Dayan first saw significant action during the Arab revolt of 1936-39, serving with Yitzhak Sadeh's guerrilla units. The Jewish settlers sporadically cooperated with the British during the revolt and Dayan trained under the British general Orde Wingate during this period. However, Dayan's continued activity in the independence movement provoked his arrest at the outbreak of World War II. He was imprisoned at Acre in October 1939 and not released until February 16, 1941.
The exigencies of war in the Middle East again brought cooperation between the Haganah and the British. As a result, Dayan became a scout working before the British invasion of Vichy French held Syria and Lebanon during June 1941. In combat on the 8th of June, he lost his left eye and from that point on wore a trademark black eye patch.

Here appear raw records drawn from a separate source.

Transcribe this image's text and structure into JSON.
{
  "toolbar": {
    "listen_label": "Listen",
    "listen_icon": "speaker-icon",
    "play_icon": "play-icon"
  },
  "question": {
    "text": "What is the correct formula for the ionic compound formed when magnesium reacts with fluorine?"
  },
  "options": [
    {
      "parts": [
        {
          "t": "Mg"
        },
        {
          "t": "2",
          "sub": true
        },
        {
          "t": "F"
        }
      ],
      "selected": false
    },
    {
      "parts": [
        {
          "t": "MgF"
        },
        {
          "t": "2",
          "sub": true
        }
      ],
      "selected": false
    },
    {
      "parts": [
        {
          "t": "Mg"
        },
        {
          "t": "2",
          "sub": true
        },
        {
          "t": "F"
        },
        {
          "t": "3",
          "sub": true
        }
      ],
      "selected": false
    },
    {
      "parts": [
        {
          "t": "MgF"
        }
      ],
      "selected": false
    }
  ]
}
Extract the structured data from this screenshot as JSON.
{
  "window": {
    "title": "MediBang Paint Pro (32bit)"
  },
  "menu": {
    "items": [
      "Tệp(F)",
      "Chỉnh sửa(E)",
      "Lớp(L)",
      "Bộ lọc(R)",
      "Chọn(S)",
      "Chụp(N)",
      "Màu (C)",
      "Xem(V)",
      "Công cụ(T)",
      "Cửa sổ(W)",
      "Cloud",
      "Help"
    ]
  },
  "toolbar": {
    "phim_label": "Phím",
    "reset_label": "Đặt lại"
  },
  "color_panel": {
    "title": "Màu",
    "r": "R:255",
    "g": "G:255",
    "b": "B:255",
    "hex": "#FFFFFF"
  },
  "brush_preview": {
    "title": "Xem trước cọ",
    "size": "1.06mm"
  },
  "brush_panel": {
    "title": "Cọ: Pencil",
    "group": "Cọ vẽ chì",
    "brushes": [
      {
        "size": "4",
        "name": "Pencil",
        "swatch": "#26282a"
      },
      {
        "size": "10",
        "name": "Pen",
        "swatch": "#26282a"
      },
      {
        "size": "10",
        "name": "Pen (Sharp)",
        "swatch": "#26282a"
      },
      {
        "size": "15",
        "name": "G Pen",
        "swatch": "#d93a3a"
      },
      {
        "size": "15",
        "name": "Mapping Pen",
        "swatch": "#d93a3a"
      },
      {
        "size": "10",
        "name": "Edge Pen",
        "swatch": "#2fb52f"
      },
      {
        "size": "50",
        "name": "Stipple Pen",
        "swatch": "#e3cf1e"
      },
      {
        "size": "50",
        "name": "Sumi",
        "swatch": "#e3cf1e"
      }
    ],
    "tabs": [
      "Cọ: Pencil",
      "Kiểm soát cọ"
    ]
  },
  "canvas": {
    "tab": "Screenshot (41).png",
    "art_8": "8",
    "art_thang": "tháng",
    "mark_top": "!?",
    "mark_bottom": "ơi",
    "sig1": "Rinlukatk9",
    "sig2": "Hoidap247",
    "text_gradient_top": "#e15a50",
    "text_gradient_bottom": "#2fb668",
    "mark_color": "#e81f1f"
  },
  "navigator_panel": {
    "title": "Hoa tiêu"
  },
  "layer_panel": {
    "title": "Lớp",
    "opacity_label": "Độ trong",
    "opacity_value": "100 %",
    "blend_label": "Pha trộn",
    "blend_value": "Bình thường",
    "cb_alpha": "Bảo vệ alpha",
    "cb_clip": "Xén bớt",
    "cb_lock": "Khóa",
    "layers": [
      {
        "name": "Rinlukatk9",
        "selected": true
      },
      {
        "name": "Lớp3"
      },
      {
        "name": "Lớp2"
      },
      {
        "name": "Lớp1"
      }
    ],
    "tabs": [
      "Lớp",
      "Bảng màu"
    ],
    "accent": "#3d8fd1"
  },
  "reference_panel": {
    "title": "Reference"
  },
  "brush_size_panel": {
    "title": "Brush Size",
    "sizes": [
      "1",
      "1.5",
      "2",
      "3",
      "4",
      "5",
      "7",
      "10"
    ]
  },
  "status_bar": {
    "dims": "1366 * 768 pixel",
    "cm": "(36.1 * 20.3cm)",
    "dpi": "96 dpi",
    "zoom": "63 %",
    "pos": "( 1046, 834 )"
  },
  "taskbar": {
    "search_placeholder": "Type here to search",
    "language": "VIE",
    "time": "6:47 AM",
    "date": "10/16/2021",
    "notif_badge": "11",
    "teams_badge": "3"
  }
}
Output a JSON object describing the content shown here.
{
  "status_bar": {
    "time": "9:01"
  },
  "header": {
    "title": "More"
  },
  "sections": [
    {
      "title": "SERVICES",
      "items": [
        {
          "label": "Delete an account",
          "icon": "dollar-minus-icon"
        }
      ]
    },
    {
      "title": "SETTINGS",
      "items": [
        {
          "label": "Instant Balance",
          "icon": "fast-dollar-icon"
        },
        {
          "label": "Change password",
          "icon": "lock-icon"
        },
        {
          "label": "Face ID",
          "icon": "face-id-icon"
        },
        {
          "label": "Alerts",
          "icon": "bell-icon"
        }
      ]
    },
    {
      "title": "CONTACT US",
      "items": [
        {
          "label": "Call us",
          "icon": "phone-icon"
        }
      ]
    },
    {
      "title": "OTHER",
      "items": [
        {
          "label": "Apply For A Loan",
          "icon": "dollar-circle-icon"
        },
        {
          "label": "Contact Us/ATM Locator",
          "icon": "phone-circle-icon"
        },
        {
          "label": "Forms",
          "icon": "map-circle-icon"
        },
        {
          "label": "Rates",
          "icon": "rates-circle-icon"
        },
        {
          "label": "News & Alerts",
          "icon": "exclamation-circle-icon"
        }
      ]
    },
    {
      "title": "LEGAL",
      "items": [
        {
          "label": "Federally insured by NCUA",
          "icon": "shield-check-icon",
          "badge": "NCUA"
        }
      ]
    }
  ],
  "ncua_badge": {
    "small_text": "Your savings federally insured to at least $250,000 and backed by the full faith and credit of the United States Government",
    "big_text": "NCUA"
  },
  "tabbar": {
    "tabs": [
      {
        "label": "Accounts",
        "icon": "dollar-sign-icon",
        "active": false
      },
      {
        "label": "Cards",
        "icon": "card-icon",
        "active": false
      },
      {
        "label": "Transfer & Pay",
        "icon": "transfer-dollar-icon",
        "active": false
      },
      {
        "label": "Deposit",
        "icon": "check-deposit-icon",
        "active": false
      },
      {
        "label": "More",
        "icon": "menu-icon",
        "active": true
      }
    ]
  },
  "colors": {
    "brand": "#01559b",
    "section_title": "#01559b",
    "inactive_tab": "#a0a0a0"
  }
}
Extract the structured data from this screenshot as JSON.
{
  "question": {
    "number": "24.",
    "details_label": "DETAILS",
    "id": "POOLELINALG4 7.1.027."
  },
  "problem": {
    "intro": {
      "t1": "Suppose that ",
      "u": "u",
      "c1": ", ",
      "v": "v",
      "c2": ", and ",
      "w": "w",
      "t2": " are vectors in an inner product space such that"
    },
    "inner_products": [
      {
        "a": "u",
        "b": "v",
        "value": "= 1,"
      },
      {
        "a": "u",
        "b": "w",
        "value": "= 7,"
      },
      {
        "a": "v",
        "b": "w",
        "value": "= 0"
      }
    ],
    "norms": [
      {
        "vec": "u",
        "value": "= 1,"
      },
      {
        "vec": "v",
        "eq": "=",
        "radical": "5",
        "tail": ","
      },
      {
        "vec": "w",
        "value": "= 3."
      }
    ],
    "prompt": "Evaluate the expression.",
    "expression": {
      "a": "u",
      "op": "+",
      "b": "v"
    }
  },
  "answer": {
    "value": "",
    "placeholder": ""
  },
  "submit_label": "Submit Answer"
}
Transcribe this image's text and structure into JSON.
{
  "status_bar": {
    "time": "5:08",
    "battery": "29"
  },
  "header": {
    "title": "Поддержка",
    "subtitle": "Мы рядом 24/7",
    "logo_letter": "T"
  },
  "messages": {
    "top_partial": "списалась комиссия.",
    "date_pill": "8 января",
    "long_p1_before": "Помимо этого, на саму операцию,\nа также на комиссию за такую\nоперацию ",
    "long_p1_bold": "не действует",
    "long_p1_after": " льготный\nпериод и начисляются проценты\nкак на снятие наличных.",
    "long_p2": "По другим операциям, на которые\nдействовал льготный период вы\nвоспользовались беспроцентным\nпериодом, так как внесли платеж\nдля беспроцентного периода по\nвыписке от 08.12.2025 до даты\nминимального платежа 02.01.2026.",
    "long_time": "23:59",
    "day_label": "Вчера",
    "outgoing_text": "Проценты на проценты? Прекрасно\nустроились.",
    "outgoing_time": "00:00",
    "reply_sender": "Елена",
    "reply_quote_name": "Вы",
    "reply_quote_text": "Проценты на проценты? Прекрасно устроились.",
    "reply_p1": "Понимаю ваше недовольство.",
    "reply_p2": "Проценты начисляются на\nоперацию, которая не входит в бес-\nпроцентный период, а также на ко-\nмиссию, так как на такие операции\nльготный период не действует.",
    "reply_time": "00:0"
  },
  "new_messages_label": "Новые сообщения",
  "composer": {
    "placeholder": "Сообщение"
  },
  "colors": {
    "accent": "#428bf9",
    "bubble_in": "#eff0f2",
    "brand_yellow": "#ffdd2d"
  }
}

Dayan served on the Haganah general staff prior to the United Nations partition of Palestine in November 1947. In the Israeli War of Independence that followed, he fought against the Syrians in Galilee, successfully defending the Deganya settlements during May 19-21 in 1948. Drawing on his Haganah training, as well as his experience with Wingate, he next raised the Eighty-Ninth Commando Battalion (a highly mobile mechanized strike force) which he led on a series of lightning raids against Arab-held positions at Lod and Ramallah between July 9 and July 19.
Following these successes, he was put in charge of the Jerusalem sector (1948-49) and was instrumental in early settlement negotiations with King Abdullah of Jordan in 1949.
After Israeli independence had been established, Dayan went to England in 1953 for a study at the Camberley Staff College (1953), returning to Israel later that year as chief of staff of Israeli Defense Forces (the Israeli army). When the Sinai War erupted in 1956, Dayan took general charge of planning and directing the Israeli campaign (29th of October until the 5th of November in 1956). Two years after the successful conclusion of the war, he resigned his commission to enter civil politics, gaining election to the Knesset (Israeli parliament). In 1959, he started serving as Minister of Agriculture (1959-64).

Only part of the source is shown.